Relation between Pontryagin number and Euler number for a four-dimensional closed manifold

Question

On a four-dimensional closed manifold $M^4$, we can have both a Pontryagin number and an Euler number. Are they related?

Answer 1

Let $M$ be a connected, closed, smooth, oriented four-dimensional manifold.

By the Hirzebruch signature theorem, the first Pontryagin number is

$$p_1(M) = \langle p_1(TM), [M]\rangle = 3\tau(M)$$

where $\tau(M) = b^+(M) - b^-(M)$ is the signature of $M$.

On the other hand,

\begin{align*} \chi(M) &= b_0(M) - b_1(M) + b_2(M) - b_3(M) + b_4(M)\\ &= 1 - b_1(M) + b^+(M) + b^-(M) - b_1(M) + 1\\ &= 2 - 2b_1(M) + b^+(M) + b^-(M). \end{align*}

Now note that $p_1(M) = 3\tau(M) \equiv b^+(M) + b^-(M) \bmod 2$ and $\chi(M) \equiv b^+(M) + b^-(M) \bmod 2$, so $p_1(M)$ and $\chi(M)$ have the same parity, i.e. they are either both even, or both odd.

Aside from the fact that $p_1(M)$ and $\chi(M)$ have the same parity, and that $p_1(M)$ is divisible by three, there are no more restrictions on these two quantities - in particular, no further relations between them.
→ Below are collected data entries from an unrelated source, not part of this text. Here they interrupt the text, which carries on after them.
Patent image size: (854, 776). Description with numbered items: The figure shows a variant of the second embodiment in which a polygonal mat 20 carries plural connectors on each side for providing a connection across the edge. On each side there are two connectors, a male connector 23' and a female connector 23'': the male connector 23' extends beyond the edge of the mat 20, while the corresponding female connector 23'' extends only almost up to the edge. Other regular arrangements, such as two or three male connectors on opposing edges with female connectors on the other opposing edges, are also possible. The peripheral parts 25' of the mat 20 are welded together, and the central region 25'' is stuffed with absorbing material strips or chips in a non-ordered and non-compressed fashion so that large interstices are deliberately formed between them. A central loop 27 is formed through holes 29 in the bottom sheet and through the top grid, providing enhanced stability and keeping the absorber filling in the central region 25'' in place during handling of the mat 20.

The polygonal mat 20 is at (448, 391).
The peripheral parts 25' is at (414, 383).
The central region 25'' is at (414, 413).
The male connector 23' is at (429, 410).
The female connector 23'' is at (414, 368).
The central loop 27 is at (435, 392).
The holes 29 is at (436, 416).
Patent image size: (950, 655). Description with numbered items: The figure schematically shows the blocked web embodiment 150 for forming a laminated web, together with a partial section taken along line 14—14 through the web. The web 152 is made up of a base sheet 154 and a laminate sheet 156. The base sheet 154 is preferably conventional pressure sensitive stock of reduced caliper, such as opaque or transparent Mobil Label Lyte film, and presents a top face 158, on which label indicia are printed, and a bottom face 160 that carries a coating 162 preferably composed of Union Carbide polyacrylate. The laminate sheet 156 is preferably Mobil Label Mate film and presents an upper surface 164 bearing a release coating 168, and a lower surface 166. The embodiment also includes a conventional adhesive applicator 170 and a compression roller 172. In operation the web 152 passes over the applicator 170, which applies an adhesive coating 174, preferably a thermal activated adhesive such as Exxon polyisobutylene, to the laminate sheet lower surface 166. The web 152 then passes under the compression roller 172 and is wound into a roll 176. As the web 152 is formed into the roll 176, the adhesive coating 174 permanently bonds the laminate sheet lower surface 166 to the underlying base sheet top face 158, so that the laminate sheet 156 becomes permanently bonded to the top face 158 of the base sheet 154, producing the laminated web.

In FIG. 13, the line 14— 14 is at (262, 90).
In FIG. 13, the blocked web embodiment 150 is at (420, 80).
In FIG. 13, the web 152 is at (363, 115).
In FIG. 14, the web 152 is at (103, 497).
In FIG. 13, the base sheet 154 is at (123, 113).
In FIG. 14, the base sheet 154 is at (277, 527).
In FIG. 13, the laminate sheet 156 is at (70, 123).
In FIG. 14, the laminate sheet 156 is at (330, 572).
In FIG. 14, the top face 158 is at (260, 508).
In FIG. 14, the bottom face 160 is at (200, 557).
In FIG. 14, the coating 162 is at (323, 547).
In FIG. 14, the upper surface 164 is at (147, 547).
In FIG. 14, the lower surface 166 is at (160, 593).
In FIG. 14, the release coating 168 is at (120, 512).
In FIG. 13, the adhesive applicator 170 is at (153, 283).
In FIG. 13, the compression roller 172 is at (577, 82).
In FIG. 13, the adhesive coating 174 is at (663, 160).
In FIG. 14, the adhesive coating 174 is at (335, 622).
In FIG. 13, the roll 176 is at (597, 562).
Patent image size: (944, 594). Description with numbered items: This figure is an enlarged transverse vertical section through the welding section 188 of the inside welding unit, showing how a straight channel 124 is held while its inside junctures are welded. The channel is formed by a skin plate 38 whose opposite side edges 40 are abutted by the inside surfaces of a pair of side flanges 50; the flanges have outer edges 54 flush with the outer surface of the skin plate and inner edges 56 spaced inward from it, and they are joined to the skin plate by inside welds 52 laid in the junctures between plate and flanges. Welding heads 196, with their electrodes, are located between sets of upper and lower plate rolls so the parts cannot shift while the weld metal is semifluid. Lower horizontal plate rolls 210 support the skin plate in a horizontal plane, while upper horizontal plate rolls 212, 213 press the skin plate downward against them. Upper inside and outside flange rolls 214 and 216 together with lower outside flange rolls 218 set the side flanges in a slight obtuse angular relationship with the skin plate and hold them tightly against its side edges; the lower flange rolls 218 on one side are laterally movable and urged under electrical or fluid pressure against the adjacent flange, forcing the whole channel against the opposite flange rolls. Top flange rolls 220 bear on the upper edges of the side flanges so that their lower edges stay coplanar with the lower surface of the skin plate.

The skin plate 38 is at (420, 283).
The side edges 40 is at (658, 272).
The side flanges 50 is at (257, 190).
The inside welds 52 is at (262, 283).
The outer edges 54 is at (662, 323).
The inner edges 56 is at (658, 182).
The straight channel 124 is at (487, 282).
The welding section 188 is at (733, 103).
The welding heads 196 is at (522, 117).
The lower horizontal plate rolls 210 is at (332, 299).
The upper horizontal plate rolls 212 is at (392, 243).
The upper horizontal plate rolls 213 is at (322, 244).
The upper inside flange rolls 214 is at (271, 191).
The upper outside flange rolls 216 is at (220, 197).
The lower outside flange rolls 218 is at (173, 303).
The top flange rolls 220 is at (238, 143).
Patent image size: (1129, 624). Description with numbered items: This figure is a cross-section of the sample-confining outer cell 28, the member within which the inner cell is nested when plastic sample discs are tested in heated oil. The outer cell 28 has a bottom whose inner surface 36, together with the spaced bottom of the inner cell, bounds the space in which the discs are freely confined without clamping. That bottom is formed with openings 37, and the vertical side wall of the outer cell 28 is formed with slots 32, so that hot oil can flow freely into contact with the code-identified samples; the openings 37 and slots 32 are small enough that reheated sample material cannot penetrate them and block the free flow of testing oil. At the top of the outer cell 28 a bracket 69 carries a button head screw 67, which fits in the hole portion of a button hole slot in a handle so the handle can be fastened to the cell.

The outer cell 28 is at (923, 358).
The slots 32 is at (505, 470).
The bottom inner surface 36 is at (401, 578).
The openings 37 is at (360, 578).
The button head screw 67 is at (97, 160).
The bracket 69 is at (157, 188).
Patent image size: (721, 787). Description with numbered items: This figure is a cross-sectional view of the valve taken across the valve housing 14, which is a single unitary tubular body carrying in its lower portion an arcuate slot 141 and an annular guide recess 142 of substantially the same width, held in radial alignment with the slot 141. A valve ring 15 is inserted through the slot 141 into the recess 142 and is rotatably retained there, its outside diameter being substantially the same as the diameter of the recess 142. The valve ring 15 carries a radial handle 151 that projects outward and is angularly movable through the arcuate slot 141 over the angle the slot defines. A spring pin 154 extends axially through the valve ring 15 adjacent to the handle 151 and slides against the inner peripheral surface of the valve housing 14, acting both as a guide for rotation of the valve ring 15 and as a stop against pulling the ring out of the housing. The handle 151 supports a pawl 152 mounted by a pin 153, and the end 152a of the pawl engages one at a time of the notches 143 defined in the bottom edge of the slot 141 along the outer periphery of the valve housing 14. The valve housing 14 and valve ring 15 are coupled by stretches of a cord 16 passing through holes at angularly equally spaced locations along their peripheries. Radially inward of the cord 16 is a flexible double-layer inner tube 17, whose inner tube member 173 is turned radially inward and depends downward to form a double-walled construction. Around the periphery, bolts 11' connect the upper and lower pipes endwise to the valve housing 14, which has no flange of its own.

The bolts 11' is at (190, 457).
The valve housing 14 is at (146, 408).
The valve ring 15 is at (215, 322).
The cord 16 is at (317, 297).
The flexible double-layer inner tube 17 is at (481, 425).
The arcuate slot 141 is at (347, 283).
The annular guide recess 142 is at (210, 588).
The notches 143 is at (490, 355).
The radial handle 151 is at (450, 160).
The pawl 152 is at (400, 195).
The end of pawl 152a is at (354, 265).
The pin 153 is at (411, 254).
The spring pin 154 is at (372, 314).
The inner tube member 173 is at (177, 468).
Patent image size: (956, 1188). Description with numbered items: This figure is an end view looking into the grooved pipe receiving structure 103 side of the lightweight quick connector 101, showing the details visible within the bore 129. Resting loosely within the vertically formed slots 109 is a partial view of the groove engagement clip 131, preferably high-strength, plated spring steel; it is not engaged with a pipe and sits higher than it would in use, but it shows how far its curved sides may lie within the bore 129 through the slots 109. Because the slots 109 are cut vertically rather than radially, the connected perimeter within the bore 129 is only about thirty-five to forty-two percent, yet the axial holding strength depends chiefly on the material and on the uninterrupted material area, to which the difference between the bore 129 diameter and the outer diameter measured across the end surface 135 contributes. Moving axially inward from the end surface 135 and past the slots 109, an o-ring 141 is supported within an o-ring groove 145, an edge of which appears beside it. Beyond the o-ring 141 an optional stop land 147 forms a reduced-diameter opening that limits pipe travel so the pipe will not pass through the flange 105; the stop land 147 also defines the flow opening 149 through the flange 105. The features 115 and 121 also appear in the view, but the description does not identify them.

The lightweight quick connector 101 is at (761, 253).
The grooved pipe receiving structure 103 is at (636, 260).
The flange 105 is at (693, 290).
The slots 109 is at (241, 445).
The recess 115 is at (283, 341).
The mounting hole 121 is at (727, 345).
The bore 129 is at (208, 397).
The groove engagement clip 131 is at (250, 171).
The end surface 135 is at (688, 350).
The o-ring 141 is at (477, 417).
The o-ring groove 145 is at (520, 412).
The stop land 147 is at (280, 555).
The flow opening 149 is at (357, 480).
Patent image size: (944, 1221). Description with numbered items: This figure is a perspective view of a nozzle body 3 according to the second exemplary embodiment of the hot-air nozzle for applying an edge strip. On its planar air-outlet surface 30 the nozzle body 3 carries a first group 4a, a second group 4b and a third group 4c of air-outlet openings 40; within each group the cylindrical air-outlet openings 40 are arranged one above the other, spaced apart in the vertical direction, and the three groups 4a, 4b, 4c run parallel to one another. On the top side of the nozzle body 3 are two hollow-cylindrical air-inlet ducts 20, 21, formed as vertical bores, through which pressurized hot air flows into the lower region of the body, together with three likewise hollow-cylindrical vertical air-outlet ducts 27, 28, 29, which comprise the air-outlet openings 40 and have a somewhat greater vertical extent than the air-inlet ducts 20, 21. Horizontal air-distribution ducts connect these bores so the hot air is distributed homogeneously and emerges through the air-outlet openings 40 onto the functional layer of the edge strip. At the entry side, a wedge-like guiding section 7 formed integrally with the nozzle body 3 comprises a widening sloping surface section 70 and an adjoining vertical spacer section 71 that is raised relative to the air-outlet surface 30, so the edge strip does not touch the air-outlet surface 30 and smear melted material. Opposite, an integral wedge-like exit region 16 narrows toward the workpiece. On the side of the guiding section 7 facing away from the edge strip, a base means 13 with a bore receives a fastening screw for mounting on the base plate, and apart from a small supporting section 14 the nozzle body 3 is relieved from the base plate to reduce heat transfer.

To see this, it is enough to exhibit, for any integers $a$ and $b$ of the same parity, a connected, closed, smooth, oriented four-manifold $M$ with $p_1(M) = 3a$ and $\chi(M) = b$ - note, $3a$ has the same parity as $a$, so $3a$ and $b$ have the same parity. First observe that

$$p_1(T^4\#k\mathbb{CP}^2\# l\overline{\mathbb{CP}^2}) = 3\tau(T^4\#k\mathbb{CP}^2\# l\overline{\mathbb{CP}^2}) = 3(k-l)$$

and

$$\chi(T^4\#k\mathbb{CP}^2\# l\overline{\mathbb{CP}^2}) = k + l.$$

Taking $k = \frac{1}{2}(a + b)$ and $l = \frac{1}{2}(b - a)$, which are integers because $a$ and $b$ have the same parity, we see that $M = T^4\#k\mathbb{CP}^2\# l\overline{\mathbb{CP}^2}$ satisfies $p_1(M) = 3a$ and $\chi(M) = b$.